Irving Potter has been a camper at B’nai B’rith Camp since 1955, and he’s a past president and current chairman of the Men’s Camp Association Board of Directors.

In 2009, after an 89-year affiliation with the Mittleman Jewish Community Center, the B’nai B’rith Men’s Camp Association, under the leadership of Irving and Board President Kyle Rotenberg, purchased the camp property and operation from the MJCC. They started a subsidiary organization to run the camp program, establishing BB Camp as an independent, community based Jewish camp.

In 2018, at the BMCA summer retreat, campers raised more than $400,000. These donors and their families are leading a movement to raise $13.2 million to completely rebuild the camp in 2021 for its 100th anniversary.

Over the past 10 years, because of the BBMCA’s efforts, BB Camp’s enrollment has increased from 360 campers each summer to 618 in 2018. Moreover, the camp is succeeding in helping local children with issues relating to poverty.

Executive Director Michelle Koplan and Irving started a day camp program for Lincoln County youth in 2006, with full scholarships available. Set at $120 per week with full scholarships available. Since then, more than 2,000 day campers can now enjoy camp experiences of ziplining, rope obstacle courses, pool play, hydro-tubing, arts and crafts and life skills from talented staff who teach self-confidence and inspire leadership.


Jodi Fried

Before the pandemic, Jodi Fried hosted The Jewish Mama Mashup online summit, where she interviewed 20 Jewish women from around the world who were experts in many different areas. After this summit, Jodi was inspired to start The Empowered Jewish Mom Movement, a closed Facebook group that welcomes all Jewish moms to join.

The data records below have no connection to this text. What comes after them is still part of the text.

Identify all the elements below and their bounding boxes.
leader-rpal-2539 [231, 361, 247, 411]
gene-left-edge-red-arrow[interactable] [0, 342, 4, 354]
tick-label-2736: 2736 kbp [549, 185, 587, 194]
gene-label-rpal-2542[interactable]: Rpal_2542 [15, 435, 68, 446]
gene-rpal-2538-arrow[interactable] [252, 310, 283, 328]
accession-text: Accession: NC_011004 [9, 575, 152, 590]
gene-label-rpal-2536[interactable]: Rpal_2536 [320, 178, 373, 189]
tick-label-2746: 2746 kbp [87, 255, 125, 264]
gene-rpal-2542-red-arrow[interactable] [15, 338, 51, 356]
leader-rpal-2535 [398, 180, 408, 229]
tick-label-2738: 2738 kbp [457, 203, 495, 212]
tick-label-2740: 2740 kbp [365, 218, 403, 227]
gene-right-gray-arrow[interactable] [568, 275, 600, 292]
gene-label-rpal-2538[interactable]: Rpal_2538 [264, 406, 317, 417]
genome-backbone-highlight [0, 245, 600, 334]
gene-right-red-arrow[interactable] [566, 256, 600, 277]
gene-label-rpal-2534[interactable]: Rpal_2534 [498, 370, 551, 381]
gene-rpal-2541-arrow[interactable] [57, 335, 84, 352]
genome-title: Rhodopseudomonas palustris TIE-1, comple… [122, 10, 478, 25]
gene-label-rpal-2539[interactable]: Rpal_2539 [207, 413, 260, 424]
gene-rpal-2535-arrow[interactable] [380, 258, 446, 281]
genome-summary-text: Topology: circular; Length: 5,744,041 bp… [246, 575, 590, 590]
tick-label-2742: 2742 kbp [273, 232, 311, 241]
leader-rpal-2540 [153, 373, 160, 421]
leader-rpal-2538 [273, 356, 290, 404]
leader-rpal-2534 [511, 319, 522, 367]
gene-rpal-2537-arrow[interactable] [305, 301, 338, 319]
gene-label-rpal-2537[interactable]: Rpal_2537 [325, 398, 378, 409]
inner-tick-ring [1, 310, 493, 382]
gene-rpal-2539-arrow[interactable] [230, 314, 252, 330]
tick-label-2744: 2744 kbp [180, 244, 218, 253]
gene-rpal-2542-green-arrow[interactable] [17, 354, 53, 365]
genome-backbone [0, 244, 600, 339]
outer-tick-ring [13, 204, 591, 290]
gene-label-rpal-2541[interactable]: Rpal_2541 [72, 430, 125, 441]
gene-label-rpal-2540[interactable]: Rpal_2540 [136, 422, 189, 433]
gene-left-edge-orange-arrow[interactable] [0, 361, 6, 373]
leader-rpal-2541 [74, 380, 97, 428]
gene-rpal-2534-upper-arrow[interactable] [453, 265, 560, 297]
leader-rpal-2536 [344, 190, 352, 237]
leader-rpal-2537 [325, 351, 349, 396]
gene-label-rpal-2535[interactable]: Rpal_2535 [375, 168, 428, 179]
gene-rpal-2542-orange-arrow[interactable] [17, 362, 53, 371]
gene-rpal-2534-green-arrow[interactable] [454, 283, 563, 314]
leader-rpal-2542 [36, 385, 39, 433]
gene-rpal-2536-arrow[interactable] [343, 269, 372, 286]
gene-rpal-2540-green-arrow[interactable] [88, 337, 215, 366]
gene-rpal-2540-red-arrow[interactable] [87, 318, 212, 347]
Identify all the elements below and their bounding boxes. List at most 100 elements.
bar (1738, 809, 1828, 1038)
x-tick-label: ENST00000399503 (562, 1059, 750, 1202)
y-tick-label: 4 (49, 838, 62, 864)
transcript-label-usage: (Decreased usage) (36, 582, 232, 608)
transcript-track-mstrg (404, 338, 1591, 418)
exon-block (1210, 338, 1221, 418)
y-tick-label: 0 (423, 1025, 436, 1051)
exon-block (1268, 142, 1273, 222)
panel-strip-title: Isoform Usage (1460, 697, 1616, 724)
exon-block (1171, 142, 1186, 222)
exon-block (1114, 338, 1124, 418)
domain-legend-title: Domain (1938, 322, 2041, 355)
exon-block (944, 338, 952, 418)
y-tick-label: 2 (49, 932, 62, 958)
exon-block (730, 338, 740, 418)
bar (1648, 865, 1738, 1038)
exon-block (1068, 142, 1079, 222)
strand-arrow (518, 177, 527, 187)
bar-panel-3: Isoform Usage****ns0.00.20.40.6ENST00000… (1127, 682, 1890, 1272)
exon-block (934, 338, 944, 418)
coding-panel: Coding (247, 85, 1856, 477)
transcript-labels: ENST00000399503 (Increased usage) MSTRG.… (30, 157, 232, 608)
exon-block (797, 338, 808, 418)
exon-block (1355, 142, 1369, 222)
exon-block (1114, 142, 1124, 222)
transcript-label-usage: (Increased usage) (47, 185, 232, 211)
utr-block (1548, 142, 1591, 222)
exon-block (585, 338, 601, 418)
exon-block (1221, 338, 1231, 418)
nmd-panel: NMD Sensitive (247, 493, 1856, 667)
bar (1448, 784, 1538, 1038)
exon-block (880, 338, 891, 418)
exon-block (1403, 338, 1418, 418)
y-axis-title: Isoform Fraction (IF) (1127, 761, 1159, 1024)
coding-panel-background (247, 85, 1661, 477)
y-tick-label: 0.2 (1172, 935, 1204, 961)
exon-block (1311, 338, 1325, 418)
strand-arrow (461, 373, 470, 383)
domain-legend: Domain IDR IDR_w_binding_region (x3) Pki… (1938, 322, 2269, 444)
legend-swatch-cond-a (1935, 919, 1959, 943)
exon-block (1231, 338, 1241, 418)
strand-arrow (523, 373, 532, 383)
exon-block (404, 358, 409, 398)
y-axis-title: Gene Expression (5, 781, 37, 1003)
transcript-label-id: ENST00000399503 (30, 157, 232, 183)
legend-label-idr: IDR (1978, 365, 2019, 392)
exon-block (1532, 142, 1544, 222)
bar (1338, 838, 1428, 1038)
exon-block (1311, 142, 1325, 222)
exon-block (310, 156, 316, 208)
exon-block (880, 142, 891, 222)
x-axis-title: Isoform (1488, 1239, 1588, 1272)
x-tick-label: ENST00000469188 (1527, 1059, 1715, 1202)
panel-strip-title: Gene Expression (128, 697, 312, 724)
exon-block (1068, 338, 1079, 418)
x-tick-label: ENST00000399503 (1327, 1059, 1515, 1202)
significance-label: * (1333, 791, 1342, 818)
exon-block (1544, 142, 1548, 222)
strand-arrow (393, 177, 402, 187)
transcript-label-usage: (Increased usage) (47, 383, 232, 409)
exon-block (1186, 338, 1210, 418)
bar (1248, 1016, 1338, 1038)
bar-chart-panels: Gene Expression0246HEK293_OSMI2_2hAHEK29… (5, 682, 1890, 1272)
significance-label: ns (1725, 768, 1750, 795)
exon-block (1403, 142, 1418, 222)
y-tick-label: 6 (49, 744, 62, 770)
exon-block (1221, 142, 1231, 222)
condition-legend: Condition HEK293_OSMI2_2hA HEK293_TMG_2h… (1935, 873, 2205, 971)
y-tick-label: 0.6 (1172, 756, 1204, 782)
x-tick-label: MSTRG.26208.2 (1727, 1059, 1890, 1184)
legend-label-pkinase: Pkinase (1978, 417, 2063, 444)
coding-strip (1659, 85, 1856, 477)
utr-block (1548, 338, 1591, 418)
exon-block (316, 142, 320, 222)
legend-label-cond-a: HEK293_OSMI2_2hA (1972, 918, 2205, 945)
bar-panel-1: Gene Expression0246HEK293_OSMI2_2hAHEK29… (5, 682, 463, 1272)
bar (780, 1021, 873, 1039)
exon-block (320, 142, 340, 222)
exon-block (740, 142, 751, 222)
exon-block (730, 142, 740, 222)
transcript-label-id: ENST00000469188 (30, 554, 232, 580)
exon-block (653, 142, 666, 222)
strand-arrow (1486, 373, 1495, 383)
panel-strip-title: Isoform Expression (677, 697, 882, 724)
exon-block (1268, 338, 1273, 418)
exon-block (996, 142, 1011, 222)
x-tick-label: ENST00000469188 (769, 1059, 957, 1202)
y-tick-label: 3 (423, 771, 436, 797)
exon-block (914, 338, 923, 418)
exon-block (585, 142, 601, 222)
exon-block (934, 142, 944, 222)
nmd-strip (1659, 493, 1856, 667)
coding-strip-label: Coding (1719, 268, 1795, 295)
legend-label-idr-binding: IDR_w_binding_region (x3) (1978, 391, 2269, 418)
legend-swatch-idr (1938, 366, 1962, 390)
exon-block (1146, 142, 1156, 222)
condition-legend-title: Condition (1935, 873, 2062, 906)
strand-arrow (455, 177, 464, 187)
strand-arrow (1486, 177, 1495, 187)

Jodi felt a calling to go back to serving the Jewish community and help empower Jewish women to feel confident and happy in themselves and feel more fulfilled. She realized that so many moms have these dreams, whether it’s going on a trip or starting a business, that are pushed to the side, and there’s no reason they should be.

What sets apart the Empowered Jewish Mom Movement page aside from other mom-oriented Facebook pages is that it is driven by Jewish values and moms can connect in authentic ways without judgment.

In October, Congregation Kesser Israel honored Jodi for her five years of service as their membership and program director at a special virtual Sukkot celebration. In their High Holiday Appeal, Kesser Israel included the following statement about Jodi, “There is not a single aspect of congregational life that she did not touch and improve, and we have ALL benefited from her work. Thanks to Jodi, the congregation has taken strides that have enabled us to serve hundreds of local families and individuals.”


Avrel Nudelman

When Dr. Avrel Nudelman, O.D. is not helping people see more clearly at The Eye Group Associates in Portland, he is busy volunteering his time in the community – which is way he is often referred to as a “real mensch.”

Before the pandemic, he was part of a rotating volunteer group that would lead the North Coast Shabbat Group’s monthly service. The group would meet on the last Friday of each month from April to October at the Bob Chisholm Community Center in Seaside, OR.

Avrel has also been a service leader at Cedar Sinai Park for many years, where he leads High Holy Days and Shabbat services throughout the year. During the pandemic, when the leaders cannot go to the facilities in person, they have recorded their services ahead of time so that the programs could be streamed to residents. This year, Avrel was the service leader for the Yom Kippur morning program.

He has also been a bar mitzvah tutor in Portland for the past 20 years. Avrel enjoys it when he sees a former student involved in Jewish life, and some of his former students have grown up to become tutors or even religious school teachers themselves.